Taco Bell Stumbles Following E. Coli Outbreak

At least 39 individuals were infected by e.Coli in Central New Jersey and Long Island after eating food from Taco Bell last month, according to reports in The New York Times.

Taco Bell, which operates 5,800 outlets across the country, closed one location in South Plainfield, N.J., where 20 customers and two workers were sickened. Eight other locations on Long Island also closed, in what the company called a temporary precaution to sanitize and restock locations where the bacteria had been found, the report stated.

Since the middle of last week, no additional cases have been reported, but epidemiologists in the two states continue to monitor the situation. State investigators are delving into the source of the outbreak, however none has been found to date. Tests on the food's ingredients are not expected to be complete until later today.

"Health officials have indicated that there is no immediate threat and whatever may have occurred most likely has passed through the system," Greg Creed, the chain's president, told the Times. Because of this, most of the closed locations were set to reopen yesterday, according to Associated Press reports.

The chain purchases food in bulk from a few suppliers and, as a result, many of the chain's 290 restaurants in New York and New Jersey could be at risk.

The announcement of the outbreak was delayed for some time in New Jersey, due to concerns over the public's reaction. "You don't know how things are going to escalate," David A. Papi, the director of the Middlesex County Public Health Department told the New York Times. "We didn't have a lot of information. It was sketchy. You make decisions with the best information you have."

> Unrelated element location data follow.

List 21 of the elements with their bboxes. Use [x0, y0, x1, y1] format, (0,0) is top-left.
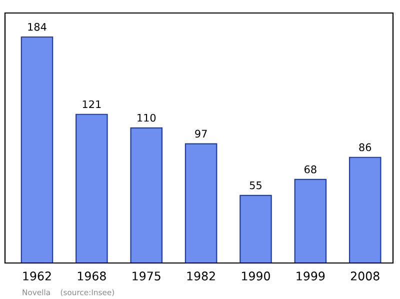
bar — [20, 36, 54, 263]
bar — [348, 156, 382, 263]
x-tick-label: 2008 — [350, 272, 380, 280]
data-label: 68 — [304, 165, 316, 174]
data-label: 55 — [250, 182, 262, 190]
data-label: 110 — [138, 114, 156, 122]
x-tick-label: 1999 — [296, 272, 325, 280]
x-tick-label: 1962 — [23, 272, 51, 280]
x-tick-label: 1968 — [78, 272, 106, 280]
x-tick-label: 1982 — [187, 272, 215, 280]
bar — [130, 127, 163, 263]
data-label: 86 — [359, 143, 372, 152]
data-label: 184 — [28, 22, 46, 31]
bar — [240, 194, 272, 263]
data-label: 121 — [82, 100, 101, 108]
x-tick-label: 1990 — [242, 272, 270, 280]
bar — [76, 114, 108, 263]
x-tick-label: 1975 — [132, 272, 160, 280]
bar — [294, 178, 327, 263]
bar — [184, 143, 218, 263]
data-label: 97 — [195, 130, 207, 138]
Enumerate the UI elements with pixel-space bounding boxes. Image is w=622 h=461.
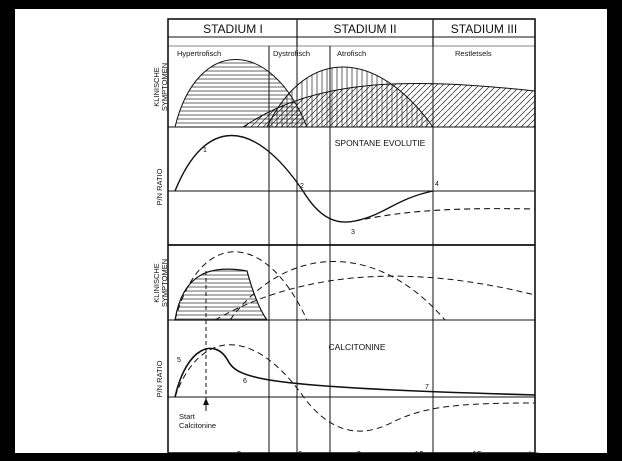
stage-2-label: STADIUM II [333,22,396,36]
calcitonine-title: CALCITONINE [329,342,386,352]
phase-dystrofisch: Dystrofisch [273,49,310,58]
phase-hypertrofisch: Hypertrofisch [177,49,221,58]
stage-1-label: STADIUM I [203,22,263,36]
x-tick-12: 12 [415,450,424,453]
start-arrow-head [203,398,209,405]
x-unit-label: maanden [506,450,539,453]
marker-5: 5 [177,357,181,364]
phase-restletsels: Restletsels [455,49,492,58]
figure-frame: STADIUM I STADIUM II STADIUM III Hypertr… [15,9,607,453]
calcitonine-label: Calcitonine [179,421,216,430]
spontane-evolutie-title: SPONTANE EVOLUTIE [335,138,426,148]
x-tick-3: 3 [237,450,242,453]
pn-curve-spontaneous-dashed [355,209,535,221]
axis-klinische-top-2: SYMPTOMEN [160,63,169,111]
marker-7: 7 [425,384,429,391]
start-label: Start [179,412,196,421]
marker-4: 4 [435,181,439,188]
marker-6: 6 [243,378,247,385]
stadium-diagram: STADIUM I STADIUM II STADIUM III Hypertr… [15,9,607,453]
marker-1: 1 [203,147,207,154]
x-tick-6: 6 [298,450,303,453]
axis-klinische-bottom-2: SYMPTOMEN [160,259,169,307]
phase-atrofisch: Atrofisch [337,49,366,58]
pn-curve-calcitonine [175,348,535,397]
pn-curve-spontaneous [175,136,433,223]
axis-pn-top: P/N RATIO [155,168,164,205]
marker-2: 2 [300,183,304,190]
x-tick-15: 15 [473,450,482,453]
stage-3-label: STADIUM III [451,22,517,36]
marker-3: 3 [351,229,355,236]
x-tick-9: 9 [357,450,362,453]
axis-pn-bottom: P/N RATIO [155,360,164,397]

Some critics questioned the reasoning for the delay. "I don't know why they didn't make that immediately known, and I don't know why they didn't do rush inspections of every other Taco Bell in the area," said Carol Tucker Foreman, head of the Food Policy Institute at the Consumer Federation of America. "They purchase huge amounts of everything from a few suppliers. If you've got contaminated anything in one of their restaurants, you've got it in many. That's the nature of fast food."

"We have a significant, serious outbreak going on here," said Papi. Officials believe that the illness came from the food, not the workers at the locations, he added. "We have to find the food they all had in common," he told the AP.